If you’ve ever worked on a project that involves building a completely integrated system, or indeed a specific product involving the marriage of hardware and software, then the chances are you’ve come across reliability engineering and the long-established bathtub curve. If you aren’t familiar with the bathtub curve then this blog post gives a description of it in a ‘real world’ kind of way.
What’s tweaked the Badger’s interest in reliability? Simple. Anger with a brand of smartphone. Just over 2 years ago the Badger purchased a new smartphone. Just before its warranty expired it gave up the ghost and wouldn’t charge. It was checked out under warranty and, as is often the norm these days, a brand new ‘n.1’ version of the device arrived as its replacement. This one, now slightly out of warranty, has recently decided that everyone the Badger calls, and everyone who calls the Badger, is a whisperer with a barely audible voice. Its grossly inconvenient, and there doesn’t seem to be a fix other than to return it to the factory who will probably just send out a new handset, again.
What irks is that there has been two fundamental problems with this brand’s device in just over two years – rather intolerable for a product that cost a significant sum. At first the Badger thought he’d just been unlucky, until he came across a graph from a survey undertaken across smartphone brands by Which? It shows that, on average, only 56% of smartphones are fault free after 3 years and only 14% are fault free after 5 years.
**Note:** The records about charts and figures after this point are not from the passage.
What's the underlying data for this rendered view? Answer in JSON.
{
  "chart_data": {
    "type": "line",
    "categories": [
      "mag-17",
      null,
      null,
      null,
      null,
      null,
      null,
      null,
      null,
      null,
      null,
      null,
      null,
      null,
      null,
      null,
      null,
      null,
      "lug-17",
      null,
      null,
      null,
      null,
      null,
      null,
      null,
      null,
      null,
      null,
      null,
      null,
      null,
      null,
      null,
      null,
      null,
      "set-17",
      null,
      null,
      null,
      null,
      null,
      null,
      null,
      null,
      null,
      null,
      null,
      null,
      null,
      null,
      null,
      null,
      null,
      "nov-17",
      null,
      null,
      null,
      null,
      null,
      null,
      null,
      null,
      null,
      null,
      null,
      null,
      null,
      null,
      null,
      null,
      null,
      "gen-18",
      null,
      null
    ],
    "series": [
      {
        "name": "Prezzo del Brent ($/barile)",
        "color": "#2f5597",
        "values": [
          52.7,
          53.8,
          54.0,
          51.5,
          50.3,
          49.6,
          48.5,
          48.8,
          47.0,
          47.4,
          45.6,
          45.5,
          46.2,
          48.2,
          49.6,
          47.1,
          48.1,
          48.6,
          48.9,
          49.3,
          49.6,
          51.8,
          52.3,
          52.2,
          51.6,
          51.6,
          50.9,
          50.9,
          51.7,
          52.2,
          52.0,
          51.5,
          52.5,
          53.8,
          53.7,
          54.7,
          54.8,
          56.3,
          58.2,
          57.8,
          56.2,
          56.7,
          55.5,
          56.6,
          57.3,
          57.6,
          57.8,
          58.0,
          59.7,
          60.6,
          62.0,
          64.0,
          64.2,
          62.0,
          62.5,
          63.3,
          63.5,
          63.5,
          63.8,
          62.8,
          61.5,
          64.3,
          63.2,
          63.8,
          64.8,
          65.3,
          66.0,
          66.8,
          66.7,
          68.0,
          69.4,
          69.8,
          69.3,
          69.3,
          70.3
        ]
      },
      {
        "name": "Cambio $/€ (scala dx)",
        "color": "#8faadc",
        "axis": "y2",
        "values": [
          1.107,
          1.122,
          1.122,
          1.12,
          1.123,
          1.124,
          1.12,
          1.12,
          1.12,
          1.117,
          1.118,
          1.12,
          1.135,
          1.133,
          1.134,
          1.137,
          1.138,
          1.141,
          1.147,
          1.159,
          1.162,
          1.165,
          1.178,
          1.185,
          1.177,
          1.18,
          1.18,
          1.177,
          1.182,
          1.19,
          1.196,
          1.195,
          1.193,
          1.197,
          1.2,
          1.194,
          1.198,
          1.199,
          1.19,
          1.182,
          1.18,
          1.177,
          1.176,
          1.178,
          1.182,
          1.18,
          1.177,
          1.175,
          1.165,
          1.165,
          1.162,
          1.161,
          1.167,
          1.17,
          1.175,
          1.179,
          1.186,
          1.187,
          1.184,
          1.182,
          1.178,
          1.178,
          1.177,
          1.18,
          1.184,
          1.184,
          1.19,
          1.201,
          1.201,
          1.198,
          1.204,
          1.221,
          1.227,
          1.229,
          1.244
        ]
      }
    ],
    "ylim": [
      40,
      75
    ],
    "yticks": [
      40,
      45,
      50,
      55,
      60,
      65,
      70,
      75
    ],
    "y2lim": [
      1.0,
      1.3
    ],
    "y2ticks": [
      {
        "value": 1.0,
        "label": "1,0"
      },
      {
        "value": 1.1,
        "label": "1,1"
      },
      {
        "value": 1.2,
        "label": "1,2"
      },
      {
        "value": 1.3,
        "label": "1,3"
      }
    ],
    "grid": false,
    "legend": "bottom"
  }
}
The Badger wondered if smartphone designers and manufacturers pay enough attention to reliability when engineering their products. Of course, they will say they do, but is it really enough? If consumers pay hundreds of pounds, if not more, for a smartphone then isn’t it right for them to expect the average percentage fault free after 3 years to be higher than 56%?
The Badger is fully aware that a) obsolescence is likely to kick in before a smartphone really reaches the ‘wears out’ part of the bathtub, b) that with continuous hardware and software innovation in the smartphone market means fast obsolescence is just a fact, and c) that failure rates in most brands have reduced over the years. But the 2020 statistics for the global scale, use and importance of these ‘small computers that provide everything in your pocket’ must surely mean the devices need the reliability levels of ‘critical infrastructure’. An average of 56% having faults after 3 years suggests that’s a long way off and the bathtub curve currently feels like it’s a completely horizontal line high up the Y axis from the outset!
There’s one final thing. The Badger will not be buying another smartphone from the brand that triggered the anger above. Customer loyalty has to be earned, and that means the product has to be fundamentally reliable.